Amsterdam Schiphol, one of Europe’s busiest airports, is facing a turbulent period as the Dutch government announces the suspension of the Experimental Ruling, this means that the maximum of 460,000 flights no longer applies. The decision has elicited disappointment from the airport authorities, raising concerns about the impact on local residents and the aviation sector. Amsterdam Schiphol emphasises the need for clarity and certainty, particularly for those living in proximity to the airport.

Schiphol’s Perspective

While Schiphol acknowledges that reducing the number of flights is not its primary goal, the Experimental Ruling provided a framework that offered clarity and certainty for local residents. The airport contends that reverting to ‘anticipatory enforcement’ introduces more uncertainty, not only for the affected communities but also for the aviation sector itself. Schiphol emphasises the urgency of reducing inconvenience for local residents, highlighting the importance of measures like a night closure and the implementation of its comprehensive 8-point plan.

Dutch Government’s Decision

The Dutch Minister van Infrastructuur en Waterstaat sheds light on the government’s decision through a Kamerbrief (Chamber Letter) dated November 14, 2023 and issued by Mark Harbers, the Dutch minister for Infrastructure. The decision to suspend the Experimental Ruling is attributed to external pressures, notably a decision by the United States Department of Transportation (USDOT).

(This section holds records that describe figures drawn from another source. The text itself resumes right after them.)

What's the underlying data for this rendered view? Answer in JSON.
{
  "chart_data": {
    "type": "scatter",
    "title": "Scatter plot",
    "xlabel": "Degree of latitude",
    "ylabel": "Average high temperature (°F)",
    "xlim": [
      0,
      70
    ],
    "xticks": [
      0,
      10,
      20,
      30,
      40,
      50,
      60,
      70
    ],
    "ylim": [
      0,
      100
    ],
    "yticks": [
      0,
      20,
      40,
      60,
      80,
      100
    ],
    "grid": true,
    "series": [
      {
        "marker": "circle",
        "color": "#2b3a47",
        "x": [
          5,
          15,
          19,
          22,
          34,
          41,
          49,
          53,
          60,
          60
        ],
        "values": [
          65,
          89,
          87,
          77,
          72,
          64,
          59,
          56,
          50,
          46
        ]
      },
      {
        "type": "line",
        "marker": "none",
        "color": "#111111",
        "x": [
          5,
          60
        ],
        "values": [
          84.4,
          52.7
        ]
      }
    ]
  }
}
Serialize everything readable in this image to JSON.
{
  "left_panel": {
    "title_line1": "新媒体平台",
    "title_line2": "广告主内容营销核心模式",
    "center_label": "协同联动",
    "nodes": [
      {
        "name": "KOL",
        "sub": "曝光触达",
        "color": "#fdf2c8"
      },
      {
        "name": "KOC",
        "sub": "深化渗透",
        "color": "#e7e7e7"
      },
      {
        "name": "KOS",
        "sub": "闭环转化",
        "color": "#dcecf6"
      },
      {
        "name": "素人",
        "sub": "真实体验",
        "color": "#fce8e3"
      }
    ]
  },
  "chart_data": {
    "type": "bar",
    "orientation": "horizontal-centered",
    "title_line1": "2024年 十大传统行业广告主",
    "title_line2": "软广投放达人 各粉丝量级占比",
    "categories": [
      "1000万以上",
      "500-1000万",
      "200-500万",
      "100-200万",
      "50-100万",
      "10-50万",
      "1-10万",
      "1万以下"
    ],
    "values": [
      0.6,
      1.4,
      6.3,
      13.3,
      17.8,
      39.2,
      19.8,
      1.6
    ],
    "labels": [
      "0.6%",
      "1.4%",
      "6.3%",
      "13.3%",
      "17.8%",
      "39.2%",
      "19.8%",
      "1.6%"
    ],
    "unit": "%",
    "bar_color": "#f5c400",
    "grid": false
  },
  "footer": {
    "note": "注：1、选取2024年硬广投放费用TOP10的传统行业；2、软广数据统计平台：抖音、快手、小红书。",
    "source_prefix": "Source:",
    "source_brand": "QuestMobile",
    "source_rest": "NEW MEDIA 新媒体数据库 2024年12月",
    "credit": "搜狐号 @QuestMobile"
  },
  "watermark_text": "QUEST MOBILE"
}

The United States and Canada claim that the Netherlands violated the EU-US Open Skies agreement, leading to concerns of retaliatory measures.

The minister outlines key points:

  1. The suspension of spoor 1 (track 1) of the Hoofdlijnenbesluit Schiphol after reconsideration in light of the ongoing legal process and potential infringement procedures.
  2. The commitment to maintaining the balance between Schiphol and its environment, with a determination to proceed with the balanced approach procedure (spoor 2).
  3. Urgent calls on KLM, as the largest user of Schiphol, to take measures to limit noise pollution.
  4. The imminent publication of a regulatory amendment to suspend the implementation of the experimental regulation, with the Inspectorate for Transport and Environment (ILT) receiving instructions to continue anticipatory enforcement. Schiphol will need to reassess its operational capacity for the summer season of 2024.
  5. Acknowledgment of the bitter consequences of suspending anticipatory enforcement, with a commitment to restoring balance around Schiphol.

Global Ramifications

The decision by the USDOT, based on complaints from airlines like JetBlue and Airlines for America (A4A), underscores global concerns about adherence to aviation agreements. The letter from Eurocommissaris Valean adds an additional layer of complexity, with serious worries about the balanced approach procedure and a potential infringement procedure looming.